Comment « Une vie magnifique » est passée d'un biopic simple à une merveille animée
Magazine Jolie Bobine : Le réalisateur Sylvain Chomet nous fait découvrir son premier long métrage d'animation depuis 15 ans, sur le romancier et cinéaste français Marcel Pagnol
Sylvain Chomet est de retour.
Le premier long métrage d'animation du cinéaste français, « Les Triplettes de Belleville », sorti en 2003, a été nominé pour deux Oscars, dans ceux du meilleur long métrage d'animation et de la meilleure chanson originale. Il a fait découvrir au monde le style visuel distinctif et le caractère ludique de Chomet ; son animation traditionnelle dessinée à la main était à la fois intemporelle et incroyablement nouvelle.

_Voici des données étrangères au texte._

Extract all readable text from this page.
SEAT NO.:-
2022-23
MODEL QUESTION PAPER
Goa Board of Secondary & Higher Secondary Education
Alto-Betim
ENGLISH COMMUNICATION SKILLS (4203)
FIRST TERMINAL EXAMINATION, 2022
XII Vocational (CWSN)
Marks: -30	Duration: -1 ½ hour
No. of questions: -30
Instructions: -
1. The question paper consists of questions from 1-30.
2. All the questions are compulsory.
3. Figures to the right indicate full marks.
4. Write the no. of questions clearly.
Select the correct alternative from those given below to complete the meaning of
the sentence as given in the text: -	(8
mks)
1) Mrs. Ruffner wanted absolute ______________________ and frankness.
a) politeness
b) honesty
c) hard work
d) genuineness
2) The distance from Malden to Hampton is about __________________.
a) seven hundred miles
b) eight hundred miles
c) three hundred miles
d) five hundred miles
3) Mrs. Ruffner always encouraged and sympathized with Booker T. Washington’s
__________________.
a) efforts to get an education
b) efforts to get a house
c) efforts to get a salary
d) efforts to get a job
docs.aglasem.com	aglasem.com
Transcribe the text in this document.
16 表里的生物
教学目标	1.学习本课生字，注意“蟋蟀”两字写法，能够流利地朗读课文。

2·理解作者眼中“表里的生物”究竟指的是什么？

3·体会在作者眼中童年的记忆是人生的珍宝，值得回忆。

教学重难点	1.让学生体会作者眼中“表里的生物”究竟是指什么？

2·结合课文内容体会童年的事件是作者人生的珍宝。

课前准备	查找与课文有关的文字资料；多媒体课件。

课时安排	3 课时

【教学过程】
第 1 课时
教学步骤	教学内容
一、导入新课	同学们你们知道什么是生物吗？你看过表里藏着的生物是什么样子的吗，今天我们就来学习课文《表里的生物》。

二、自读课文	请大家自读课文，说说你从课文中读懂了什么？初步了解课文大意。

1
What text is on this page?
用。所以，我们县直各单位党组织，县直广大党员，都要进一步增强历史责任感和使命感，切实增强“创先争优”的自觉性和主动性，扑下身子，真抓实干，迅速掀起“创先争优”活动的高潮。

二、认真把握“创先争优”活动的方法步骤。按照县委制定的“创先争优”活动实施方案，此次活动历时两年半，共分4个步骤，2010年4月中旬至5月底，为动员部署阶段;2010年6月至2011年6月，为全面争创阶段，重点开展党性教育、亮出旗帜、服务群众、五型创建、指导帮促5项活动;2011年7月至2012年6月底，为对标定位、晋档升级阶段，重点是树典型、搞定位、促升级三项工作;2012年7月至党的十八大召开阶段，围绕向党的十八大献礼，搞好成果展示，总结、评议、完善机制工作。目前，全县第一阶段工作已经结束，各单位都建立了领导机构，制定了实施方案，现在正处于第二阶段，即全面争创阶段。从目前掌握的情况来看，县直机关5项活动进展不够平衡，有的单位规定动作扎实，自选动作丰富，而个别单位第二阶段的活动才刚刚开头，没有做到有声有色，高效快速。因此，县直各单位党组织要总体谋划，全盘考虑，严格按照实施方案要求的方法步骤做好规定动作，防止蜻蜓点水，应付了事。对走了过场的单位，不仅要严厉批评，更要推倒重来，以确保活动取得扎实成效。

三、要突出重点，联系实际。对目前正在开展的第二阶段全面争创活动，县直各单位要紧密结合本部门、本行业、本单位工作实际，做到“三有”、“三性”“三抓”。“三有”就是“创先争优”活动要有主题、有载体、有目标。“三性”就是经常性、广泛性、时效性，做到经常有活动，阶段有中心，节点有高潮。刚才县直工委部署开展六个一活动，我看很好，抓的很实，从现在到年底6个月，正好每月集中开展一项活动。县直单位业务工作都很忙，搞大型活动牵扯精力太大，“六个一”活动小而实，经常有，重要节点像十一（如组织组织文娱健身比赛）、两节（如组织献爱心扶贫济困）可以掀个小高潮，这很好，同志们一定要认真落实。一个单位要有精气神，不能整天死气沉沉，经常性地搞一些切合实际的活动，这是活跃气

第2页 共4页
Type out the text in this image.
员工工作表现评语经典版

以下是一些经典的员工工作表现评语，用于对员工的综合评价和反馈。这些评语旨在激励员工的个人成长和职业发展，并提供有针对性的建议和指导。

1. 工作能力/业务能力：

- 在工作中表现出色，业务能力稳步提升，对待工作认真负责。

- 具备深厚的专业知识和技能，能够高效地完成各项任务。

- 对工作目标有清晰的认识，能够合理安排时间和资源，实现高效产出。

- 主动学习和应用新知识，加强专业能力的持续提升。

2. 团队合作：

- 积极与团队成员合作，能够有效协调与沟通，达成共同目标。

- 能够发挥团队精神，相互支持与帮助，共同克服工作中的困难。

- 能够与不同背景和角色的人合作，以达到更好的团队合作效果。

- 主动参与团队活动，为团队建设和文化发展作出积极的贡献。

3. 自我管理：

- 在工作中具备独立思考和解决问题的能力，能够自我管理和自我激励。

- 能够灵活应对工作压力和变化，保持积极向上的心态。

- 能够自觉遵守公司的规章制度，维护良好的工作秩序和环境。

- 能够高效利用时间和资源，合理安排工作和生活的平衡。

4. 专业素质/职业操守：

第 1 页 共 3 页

Il a enchaîné avec « L'illusionniste » en 2010, basé sur un scénario non produit du célèbre comédien et cinéaste français Jacques Tati (et mettant en vedette une version animée de Tati dans le rôle principal). Depuis « L'illusionniste », Chomet a été entraîné dans plusieurs directions, notamment en tournant un long métrage d'action réelle en 2003 (« Attila Marcel ») et en créant un prologue animé de style « Looney Tunes » pour « Joker : Folie à Deux » de l'année dernière qui a fini par être la meilleure partie du film.
Mais il est maintenant de retour pour son premier long métrage d'animation en 15 ans, « Une vie magnifique ».
C'est l'histoire du romancier et cinéaste français Marcel Pagnol alors qu'il reçoit la visite d'une version plus jeune de lui-même. Tout le charme et l'esprit des précédents travaux d'animation de Chomet reviennent, tout comme son engagement à créer quelque chose d'incontestablement français. C'est drôle, émouvant et visuellement éblouissant, même si le public américain n'a aucune idée de qui est Marcel Pagnol.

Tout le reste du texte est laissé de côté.